On avait proposé au jeune homme de rejoindre les émigrés russes enrôlés sous le drapeau nazi que commandait le général Vlassov. Il refusa par deux fois. Le père Kiépinine n’accepta aucune intervention pour le libérer, ou simplement lui éviter la déportation ce que le métropolite aurait voulu tenter. Il refusa d’être privilégié en tant que prêtre.
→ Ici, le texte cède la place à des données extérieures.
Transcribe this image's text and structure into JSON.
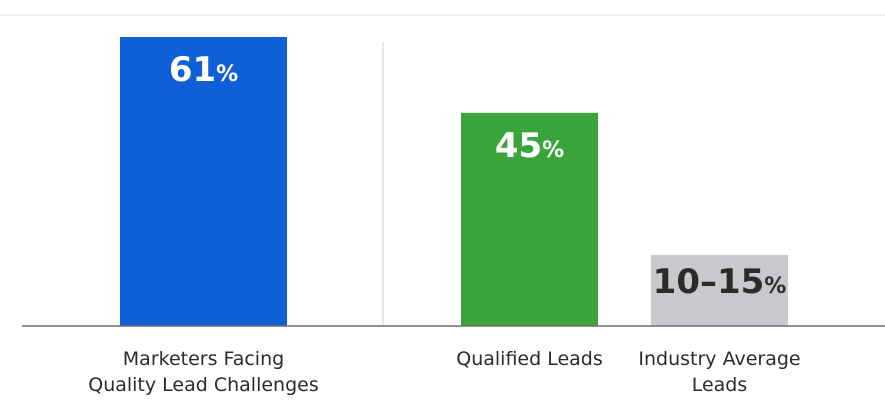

Youri, Klépinine et Pianov seront emmenés vers le camp de Buchenwald le 16 décembre. Le 25 janvier 1944, le prêtre et Youri (qui refusa une seconde fois l’armée Vlassov) furent sélectionnés pour l’usine de fusées souterraine construite à Dora, à quarante kilomètres. On savait déjà au camp qu’on y mourait d’épuisement. La furonculose de Youri dégénéra en septicémie. Le 6 février 1944, on l’emporta au Revier, infirmerie surpeuplée. J’ignore par quelle voie et quand sa mère apprit sa mort. Le père Dimitri subit la haine des nazis pour les prêtres réfractaires, adversaires redoutés. D’où l’acharnement des surveillants et des kapos. À l’arrivée, dans un transport de 921 hommes de Compiègne, le père Dimitri avait été immatriculé comme Français, tatoué d’un F. Mais, indigné par le sadisme des gardiens envers les Russes, il se déclara solidaire d’eux, et se laissa tatouer un R qui l’exposait aux coups et à des tâches, pour lui, physiquement, littéralement meurtrières. À un camarade demandant s’il pourrait tenir, Dimitri avait répondu, forçant son sourire: «Oui, mais pas très longtemps. » C’est en 1995 que sa fille Hélène apprit, indirectement, qu’un détenu russe, devenu kapo par instinct de conservation, passait par un jour glacial de février devant le Schonung (bureau d’exemption du travail) où gisaient, à même le sol gelé, des malades incapables de se mouvoir et que le Revier ne pouvait plus accueillir. Il reconnut un prêtre, dont des Russes lui avaient parlé et dit le nom. Horrifié par ce mourant abandonné, il se pencha, lui parla en russe. L’agonisant lui demanda de prendre sa main droite gonflée, qu’il ne pouvait plus bouger, et de lui faire exécuter le signe de croix sur lui. L’homme avouait, vingt et un ans plus tard, qu’il avait soudain compris sa propre lâcheté. Dans son dernier souffle, Dimitri avait transformé cet inconnu terrifié en pénitent.

Le père Klépinine est mort, comme Youri, en février 1944.